Chaque jour, des rapports sont rédigés sur leurs activités, leurs interactions et leurs discussions, afin de neutraliser toute revendication politique ou culturelle sahraouie. Le Makhzen cherche à intégrer de force cette population à la société marocaine, en effaçant leur identité sahraouie.
Le «Sahraoui domestiqué»
L’ambition marocaine est de créer un « Sahraoui domestiqué », sans influence politique, économique ou culturelle, et incapable de participer ou d’influer à l’avenir sur l’aboutissement du conflit. Pendant ce temps, la population de colons marocains ne cesse de croître, s’implantant dans tous les secteurs économiques, de l’éducation à la santé, en passant par le commerce et les industries extractives.
Discrimination et exploitation économiques
Même au sein du ministère de l’Intérieur, les Sahraouis sont limités dans leurs responsabilités. Ils sont principalement assignés à des postes de surveillance de leur propre communauté et de gestion des crises internes au Sahara occidental. Les hauts responsables sahraouis qui occupent des postes à responsabilité sont soumis à une surveillance permanente, ainsi que leurs familles.
La politique économique du Maroc dans la région consiste également à confisquer les terres sahraouies et à favoriser les investissements étrangers au détriment des Sahraouis. Des entreprises européennes, asiatiques et moyen-orientales sont encouragées à exploiter les ressources naturelles de la région, telles que l’or et le phosphate, au profit de l’État marocain.

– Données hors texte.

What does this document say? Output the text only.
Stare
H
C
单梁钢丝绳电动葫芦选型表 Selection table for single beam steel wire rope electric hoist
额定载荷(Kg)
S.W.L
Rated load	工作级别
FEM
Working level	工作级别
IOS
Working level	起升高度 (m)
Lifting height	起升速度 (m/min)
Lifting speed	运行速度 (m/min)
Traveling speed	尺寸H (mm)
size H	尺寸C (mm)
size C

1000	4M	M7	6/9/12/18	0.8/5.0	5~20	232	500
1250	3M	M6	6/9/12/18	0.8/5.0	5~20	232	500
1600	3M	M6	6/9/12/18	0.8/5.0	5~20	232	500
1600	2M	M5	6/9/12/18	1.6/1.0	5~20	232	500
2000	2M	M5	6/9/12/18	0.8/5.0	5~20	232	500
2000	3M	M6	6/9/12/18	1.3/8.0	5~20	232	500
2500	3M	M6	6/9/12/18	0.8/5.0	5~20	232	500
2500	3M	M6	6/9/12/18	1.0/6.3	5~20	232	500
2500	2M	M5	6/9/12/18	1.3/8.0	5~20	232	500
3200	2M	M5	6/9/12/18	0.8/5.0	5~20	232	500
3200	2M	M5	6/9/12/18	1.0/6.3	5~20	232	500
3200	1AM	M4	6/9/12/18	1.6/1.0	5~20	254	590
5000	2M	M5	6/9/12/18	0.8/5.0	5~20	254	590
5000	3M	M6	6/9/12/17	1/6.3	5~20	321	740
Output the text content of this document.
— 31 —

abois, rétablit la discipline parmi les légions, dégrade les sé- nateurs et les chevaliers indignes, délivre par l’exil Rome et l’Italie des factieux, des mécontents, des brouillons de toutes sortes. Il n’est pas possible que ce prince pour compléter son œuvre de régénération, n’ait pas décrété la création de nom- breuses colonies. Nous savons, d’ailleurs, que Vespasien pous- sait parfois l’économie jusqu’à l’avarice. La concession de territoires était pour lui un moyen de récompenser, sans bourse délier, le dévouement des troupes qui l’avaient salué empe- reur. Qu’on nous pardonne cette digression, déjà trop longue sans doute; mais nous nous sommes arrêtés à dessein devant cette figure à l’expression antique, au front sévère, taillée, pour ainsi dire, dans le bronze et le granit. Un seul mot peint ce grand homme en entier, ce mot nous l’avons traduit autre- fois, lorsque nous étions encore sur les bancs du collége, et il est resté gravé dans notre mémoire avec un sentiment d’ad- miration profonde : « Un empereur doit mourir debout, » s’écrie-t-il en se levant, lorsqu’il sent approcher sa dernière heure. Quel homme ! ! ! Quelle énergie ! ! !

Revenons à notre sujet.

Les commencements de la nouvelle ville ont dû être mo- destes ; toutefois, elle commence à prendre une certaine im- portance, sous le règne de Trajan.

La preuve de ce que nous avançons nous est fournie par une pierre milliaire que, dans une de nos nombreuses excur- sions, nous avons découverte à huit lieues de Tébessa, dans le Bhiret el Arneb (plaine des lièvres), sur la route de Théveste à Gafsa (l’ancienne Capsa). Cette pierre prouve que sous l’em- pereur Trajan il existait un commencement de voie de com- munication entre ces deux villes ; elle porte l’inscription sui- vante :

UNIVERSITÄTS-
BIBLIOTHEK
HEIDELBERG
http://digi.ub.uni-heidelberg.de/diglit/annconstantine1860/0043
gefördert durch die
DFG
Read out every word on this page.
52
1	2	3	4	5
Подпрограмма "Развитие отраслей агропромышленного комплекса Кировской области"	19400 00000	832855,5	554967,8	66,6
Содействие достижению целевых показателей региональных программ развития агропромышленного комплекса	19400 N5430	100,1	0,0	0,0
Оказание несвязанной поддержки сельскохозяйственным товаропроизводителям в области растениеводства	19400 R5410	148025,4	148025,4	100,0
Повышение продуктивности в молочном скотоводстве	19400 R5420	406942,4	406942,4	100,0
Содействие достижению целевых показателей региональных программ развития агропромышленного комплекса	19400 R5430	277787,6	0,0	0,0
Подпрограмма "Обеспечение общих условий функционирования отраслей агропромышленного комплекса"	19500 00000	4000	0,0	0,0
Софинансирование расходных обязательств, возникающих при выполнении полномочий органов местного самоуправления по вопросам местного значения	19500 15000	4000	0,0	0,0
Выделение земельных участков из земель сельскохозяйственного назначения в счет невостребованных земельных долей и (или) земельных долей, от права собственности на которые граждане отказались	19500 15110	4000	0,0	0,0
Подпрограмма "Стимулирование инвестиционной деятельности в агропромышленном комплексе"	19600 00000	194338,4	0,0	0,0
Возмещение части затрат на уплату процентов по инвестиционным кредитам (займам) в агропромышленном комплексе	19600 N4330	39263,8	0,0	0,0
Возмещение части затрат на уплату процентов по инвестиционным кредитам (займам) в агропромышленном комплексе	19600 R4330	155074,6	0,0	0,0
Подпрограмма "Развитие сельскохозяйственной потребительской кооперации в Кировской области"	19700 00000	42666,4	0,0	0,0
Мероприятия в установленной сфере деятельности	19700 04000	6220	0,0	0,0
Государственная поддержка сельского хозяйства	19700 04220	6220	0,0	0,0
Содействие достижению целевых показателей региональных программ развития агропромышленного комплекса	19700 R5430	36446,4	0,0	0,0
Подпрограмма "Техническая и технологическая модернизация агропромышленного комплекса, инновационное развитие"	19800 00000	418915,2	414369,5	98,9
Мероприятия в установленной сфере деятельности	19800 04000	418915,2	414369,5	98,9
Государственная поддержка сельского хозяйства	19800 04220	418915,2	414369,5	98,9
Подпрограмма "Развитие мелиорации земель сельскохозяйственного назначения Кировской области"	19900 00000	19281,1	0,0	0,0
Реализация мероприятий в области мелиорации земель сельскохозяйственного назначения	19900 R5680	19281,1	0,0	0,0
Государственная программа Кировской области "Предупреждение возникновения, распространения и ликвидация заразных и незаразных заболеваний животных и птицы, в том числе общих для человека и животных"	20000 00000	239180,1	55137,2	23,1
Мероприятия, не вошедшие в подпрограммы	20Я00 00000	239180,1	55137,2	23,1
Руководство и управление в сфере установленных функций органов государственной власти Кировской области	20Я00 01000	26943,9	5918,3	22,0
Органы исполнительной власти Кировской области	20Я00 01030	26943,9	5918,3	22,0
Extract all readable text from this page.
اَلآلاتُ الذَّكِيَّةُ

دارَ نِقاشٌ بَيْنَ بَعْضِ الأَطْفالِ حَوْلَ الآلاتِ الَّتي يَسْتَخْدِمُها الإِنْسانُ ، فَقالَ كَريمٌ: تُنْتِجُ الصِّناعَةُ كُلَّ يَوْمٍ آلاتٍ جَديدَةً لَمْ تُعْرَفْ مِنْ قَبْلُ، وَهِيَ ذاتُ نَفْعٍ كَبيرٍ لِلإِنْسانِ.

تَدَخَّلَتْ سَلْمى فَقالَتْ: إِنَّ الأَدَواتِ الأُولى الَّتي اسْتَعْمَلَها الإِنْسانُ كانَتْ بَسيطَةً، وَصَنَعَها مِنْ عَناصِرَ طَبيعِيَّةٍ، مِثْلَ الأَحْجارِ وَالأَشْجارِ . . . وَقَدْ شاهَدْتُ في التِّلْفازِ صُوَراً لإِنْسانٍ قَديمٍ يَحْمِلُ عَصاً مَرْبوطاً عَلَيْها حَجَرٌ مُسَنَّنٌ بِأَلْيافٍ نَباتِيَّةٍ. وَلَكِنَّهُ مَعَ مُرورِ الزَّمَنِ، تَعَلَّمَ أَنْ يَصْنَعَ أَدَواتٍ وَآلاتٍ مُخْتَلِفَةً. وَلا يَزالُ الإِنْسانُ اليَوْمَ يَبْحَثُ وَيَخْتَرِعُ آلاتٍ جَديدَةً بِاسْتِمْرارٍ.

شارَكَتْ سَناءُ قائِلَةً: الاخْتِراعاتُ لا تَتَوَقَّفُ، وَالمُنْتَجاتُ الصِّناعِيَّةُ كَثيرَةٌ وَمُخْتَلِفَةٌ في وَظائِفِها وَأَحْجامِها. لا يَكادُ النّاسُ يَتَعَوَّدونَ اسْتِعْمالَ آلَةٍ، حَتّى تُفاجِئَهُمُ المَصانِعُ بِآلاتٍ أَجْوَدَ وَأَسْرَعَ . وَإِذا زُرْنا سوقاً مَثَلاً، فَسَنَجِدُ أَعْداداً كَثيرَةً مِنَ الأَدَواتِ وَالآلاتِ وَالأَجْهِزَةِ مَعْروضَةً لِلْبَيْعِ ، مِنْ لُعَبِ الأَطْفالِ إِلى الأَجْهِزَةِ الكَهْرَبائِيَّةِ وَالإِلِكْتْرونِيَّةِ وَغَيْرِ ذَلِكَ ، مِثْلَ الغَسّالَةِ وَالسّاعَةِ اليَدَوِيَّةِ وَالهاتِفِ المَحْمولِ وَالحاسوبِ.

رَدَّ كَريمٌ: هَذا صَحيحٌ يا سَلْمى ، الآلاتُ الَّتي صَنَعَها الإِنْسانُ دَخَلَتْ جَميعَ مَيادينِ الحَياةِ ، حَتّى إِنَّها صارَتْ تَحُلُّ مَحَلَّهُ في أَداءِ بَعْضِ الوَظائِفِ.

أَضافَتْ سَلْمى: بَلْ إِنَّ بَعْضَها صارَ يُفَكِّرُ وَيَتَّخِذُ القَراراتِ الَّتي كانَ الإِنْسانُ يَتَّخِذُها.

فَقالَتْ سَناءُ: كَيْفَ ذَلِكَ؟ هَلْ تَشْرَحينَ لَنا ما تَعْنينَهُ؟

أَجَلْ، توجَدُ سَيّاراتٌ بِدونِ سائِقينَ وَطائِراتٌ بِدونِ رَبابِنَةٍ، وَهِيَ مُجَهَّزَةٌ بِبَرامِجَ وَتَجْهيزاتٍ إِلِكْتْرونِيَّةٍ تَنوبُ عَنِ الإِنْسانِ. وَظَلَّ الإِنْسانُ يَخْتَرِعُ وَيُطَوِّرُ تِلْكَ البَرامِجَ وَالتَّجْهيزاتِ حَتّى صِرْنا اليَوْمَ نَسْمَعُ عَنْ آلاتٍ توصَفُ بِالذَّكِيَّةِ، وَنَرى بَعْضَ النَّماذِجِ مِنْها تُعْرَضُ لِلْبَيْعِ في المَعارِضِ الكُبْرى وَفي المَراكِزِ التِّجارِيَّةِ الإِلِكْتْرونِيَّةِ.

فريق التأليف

Un territoire marqué par le trafic de drogue
Le Sahara occidental est également devenu une plaque tournante du trafic de drogue et de la migration clandestine. Le régime marocain, à travers ses réseaux de renseignement, contrôle une grande partie de ce commerce illicite. Les profits de ce trafic sont utilisés pour financer des actions politiques et influencer les relations internationales du Maroc, notamment en Europe.
Le témoignage de ce fonctionnaire met en lumière les pratiques du régime marocain et les alliances qu’il a nouées avec des personnalités influentes en Mauritanie, au Mali et en Europe pour protéger ces réseaux.
L’immigration comme outil de chantage politique
Le Maroc utilise, enfin, la question migratoire comme un levier pour influencer ses relations avec l’Espagne et l’Europe. En facilitant le passage des migrants d’Afrique subsaharienne à travers le Sahara occidental, Rabat exerce une pression sur les gouvernements européens, exigeant des concessions politiques sur la question du Sahara en échange de son contrôle sur les flux migratoires.
Cette stratégie, qualifiée de « mentalité de gangster » par la source , témoigne de l’importance du Sahara occidental dans les calculs géopolitiques du régime marocain prêt à toutes les dérives pour imposer ses vues et pour préserver ce territoire sous son emprises.